Despite his acquittal, Kelly suffers financially because he had felt compelled to resign from the Army even before the prosecution was brought. He prints and publishes a personal memoir in paperback format called Orders for the Captain? in 1971.

Kelly never denies his involvement in extra-legal arms purchase talks, but contends that he had been ordered to do so by some ministers. A typical version of the events is found in a 1993 hostile biography of Charles Haughey, claiming: “As early as October 1969, to the certain knowledge of Charles Haughey, James Gibbons, the Department of Justice, the Special Branch and Army Intelligence, there were meetings with leading members of the IRA, when they were promised money and arms. The critical encounter took place in Bailieborough, County Cavan, on Saturday, 4 October 1969. It had been arranged by Captain James Kelly, an army intelligence officer, and Cathal Goulding.

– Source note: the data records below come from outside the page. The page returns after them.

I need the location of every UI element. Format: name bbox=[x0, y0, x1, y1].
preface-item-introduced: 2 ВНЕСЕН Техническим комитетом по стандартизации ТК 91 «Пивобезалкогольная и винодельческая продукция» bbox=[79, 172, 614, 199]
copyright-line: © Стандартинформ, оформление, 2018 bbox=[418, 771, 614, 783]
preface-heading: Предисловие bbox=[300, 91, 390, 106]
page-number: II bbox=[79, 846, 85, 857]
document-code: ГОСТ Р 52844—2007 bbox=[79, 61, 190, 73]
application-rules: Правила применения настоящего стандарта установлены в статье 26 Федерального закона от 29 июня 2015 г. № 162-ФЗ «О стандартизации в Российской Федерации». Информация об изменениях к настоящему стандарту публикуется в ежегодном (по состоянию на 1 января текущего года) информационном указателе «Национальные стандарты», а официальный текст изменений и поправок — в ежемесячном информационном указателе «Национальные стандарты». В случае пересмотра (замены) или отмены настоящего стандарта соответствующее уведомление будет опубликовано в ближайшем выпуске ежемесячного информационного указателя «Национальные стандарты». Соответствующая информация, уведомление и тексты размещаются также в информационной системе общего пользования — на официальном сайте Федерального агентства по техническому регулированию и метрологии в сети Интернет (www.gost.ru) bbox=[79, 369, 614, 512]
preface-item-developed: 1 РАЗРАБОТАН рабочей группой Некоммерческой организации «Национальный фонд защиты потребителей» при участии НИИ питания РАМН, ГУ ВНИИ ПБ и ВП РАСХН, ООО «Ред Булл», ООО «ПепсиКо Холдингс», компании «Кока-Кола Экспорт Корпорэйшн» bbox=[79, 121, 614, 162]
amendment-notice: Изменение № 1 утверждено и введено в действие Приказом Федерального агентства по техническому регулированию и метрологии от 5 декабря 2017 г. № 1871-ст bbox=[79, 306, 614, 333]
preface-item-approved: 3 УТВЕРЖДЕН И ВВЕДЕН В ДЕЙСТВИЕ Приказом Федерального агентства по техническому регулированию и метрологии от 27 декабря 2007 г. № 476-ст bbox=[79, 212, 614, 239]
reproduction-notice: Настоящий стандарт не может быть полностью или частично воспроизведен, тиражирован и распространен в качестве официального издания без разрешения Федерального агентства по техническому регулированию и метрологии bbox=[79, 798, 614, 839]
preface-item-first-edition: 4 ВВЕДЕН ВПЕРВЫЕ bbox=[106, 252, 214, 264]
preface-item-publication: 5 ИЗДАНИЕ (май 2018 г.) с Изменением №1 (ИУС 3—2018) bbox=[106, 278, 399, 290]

Kelly, at that stage, was already the subject of several security reports to the Secretary of the Department of Justice, Peter Berry, from the Special Branch, implicating Kelly with subversives and with promises of money and of arms.” Kelly never objected to such versions of the events of 1969.

Kelly is elected vice-chairman of Aontacht Éireann. Aontacht Éireann meets with little success at the polls and by 1980 he has joined Fianna Fáil, becoming a member of its national executive. Following the first applications of the 1987 Extradition (European Convention on the Suppression of Terrorism) Act, he resigns from the party in 1989 in opposition to the extradition of Provisional IRA prisoners to the United Kingdom. He also serves twice as President of the 1916-1921 Club. He launches a successful defamation case against Garret FitzGerald over an article in The Irish Times.

James Kelly dies on July 16, 2003 and is buried in Glasnevin Cemetery in Dublin. The epitaph on his grave is “Put not your trust in princes,” a quote from Psalm 146.